4. « F. dit avoir fait sa première fortune dans le béton prêt à l'emploi. À l'époque, il était nécessaire de faire tuer ses concurrents dans le secteur du béton et de les enterrer littéralement dans le produit pour pouvoir avancer. Il est presque certain que F. s'est débarrassé de ses rivaux dans le passé et une fois il a refusé de répondre à une question directe d'un journaliste à ce sujet. »
5. « D'après tous les témoignages, il a été impliqué dans une fraude foncière dans K. »

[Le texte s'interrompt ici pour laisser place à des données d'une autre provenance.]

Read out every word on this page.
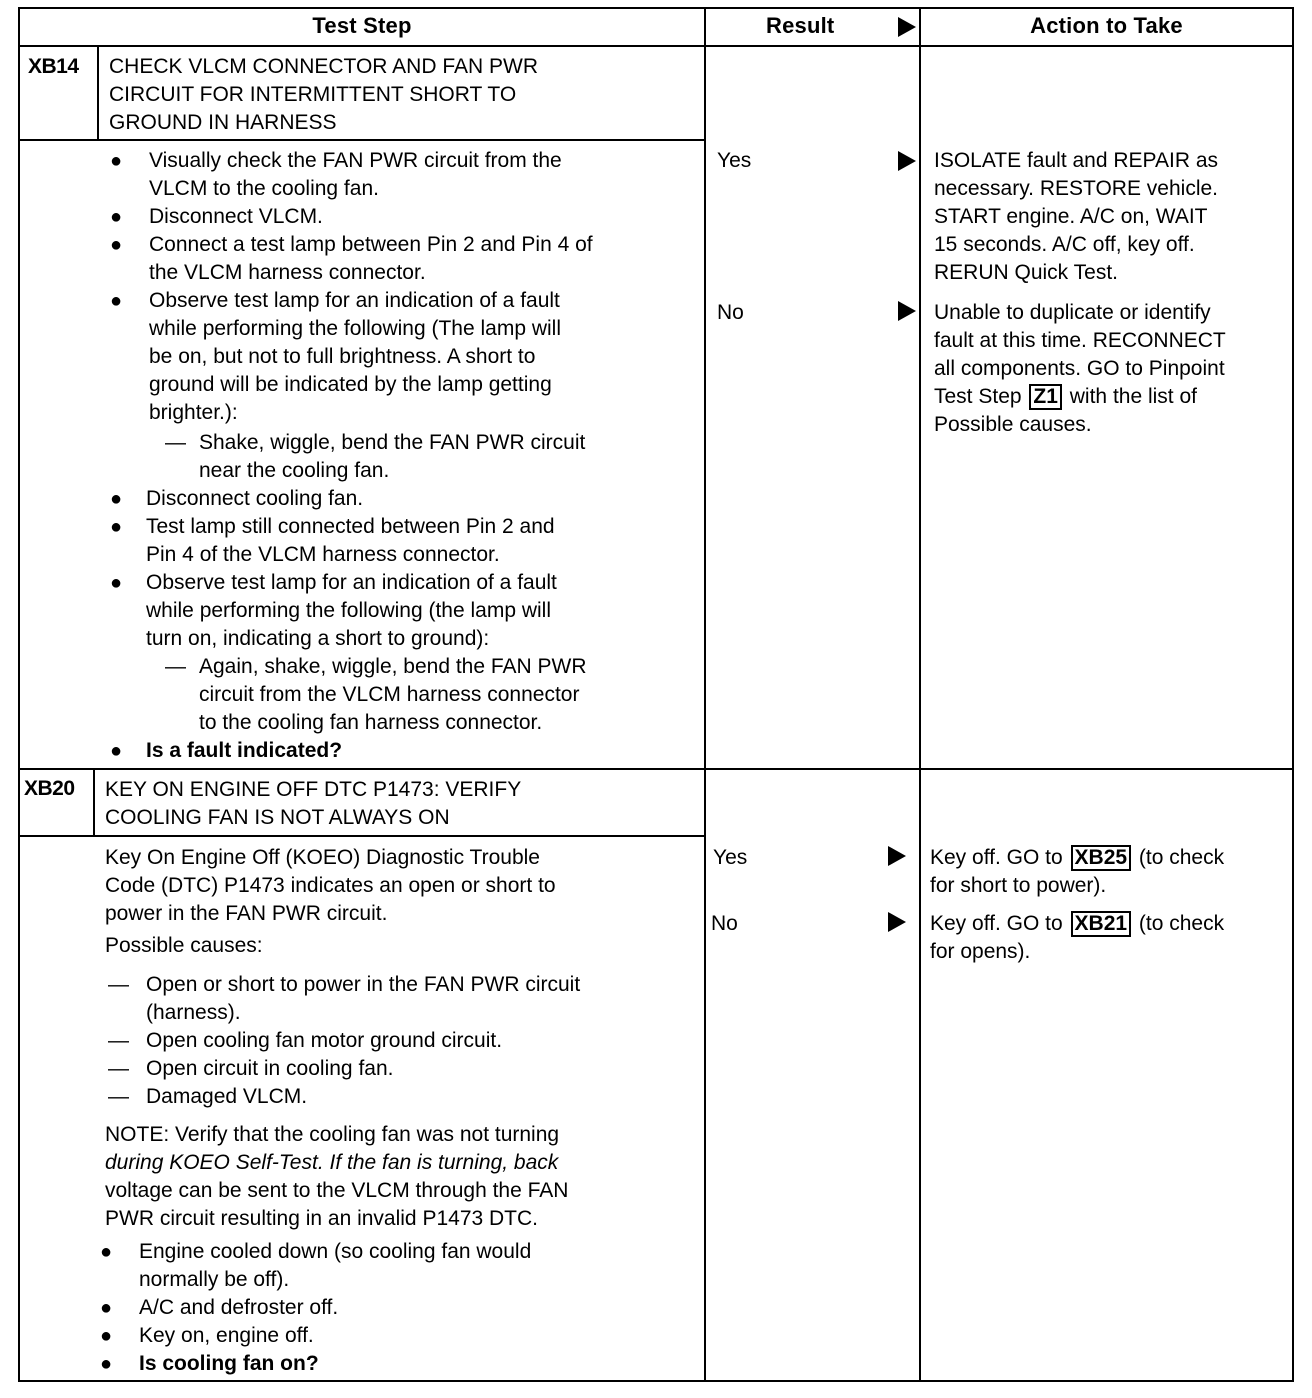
Test Step	Result	Action to Take
XB14 CHECK VLCM CONNECTOR AND FAN PWR
CIRCUIT FOR INTERMITTENT SHORT TO
GROUND IN HARNESS
● Visually check the FAN PWR circuit from the
VLCM to the cooling fan.
● Disconnect VLCM.
● Connect a test lamp between Pin 2 and Pin 4 of
the VLCM harness connector.
● Observe test lamp for an indication of a fault
while performing the following (The lamp will
be on, but not to full brightness. A short to
ground will be indicated by the lamp getting
brighter.):
— Shake, wiggle, bend the FAN PWR circuit
near the cooling fan.
● Disconnect cooling fan.
● Test lamp still connected between Pin 2 and
Pin 4 of the VLCM harness connector.
● Observe test lamp for an indication of a fault
while performing the following (the lamp will
turn on, indicating a short to ground):
— Again, shake, wiggle, bend the FAN PWR
circuit from the VLCM harness connector
to the cooling fan harness connector.
● Is a fault indicated?
Yes
No
ISOLATE fault and REPAIR as
necessary. RESTORE vehicle.
START engine. A/C on, WAIT
15 seconds. A/C off, key off.
RERUN Quick Test.
Unable to duplicate or identify
fault at this time. RECONNECT
all components. GO to Pinpoint
Test Step Z1 with the list of
Possible causes.
XB20 KEY ON ENGINE OFF DTC P1473: VERIFY
COOLING FAN IS NOT ALWAYS ON
Key On Engine Off (KOEO) Diagnostic Trouble
Code (DTC) P1473 indicates an open or short to
power in the FAN PWR circuit.
Possible causes:
— Open or short to power in the FAN PWR circuit
(harness).
— Open cooling fan motor ground circuit.
— Open circuit in cooling fan.
— Damaged VLCM.
NOTE: Verify that the cooling fan was not turning
during KOEO Self-Test. If the fan is turning, back
voltage can be sent to the VLCM through the FAN
PWR circuit resulting in an invalid P1473 DTC.
● Engine cooled down (so cooling fan would
normally be off).
● A/C and defroster off.
● Key on, engine off.
● Is cooling fan on?
Yes
No
Key off. GO to XB25 (to check
for short to power).
Key off. GO to XB21 (to check
for opens).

6. « F. a « racheté » H. à x en 1982, alors que le club était en déveine et se trouvait en deuxième division du L.anglais. Le club vivait au jour le jour et son seul atout était un terrain de premier ordre au centre de x. F. ne s'intéressait pas vraiment au L.et considérait H. comme une opération immobilière, il l'a dépouillée de toutes ses liquidités, qu'il a versé directement sur ses propres comptes offshores à x. »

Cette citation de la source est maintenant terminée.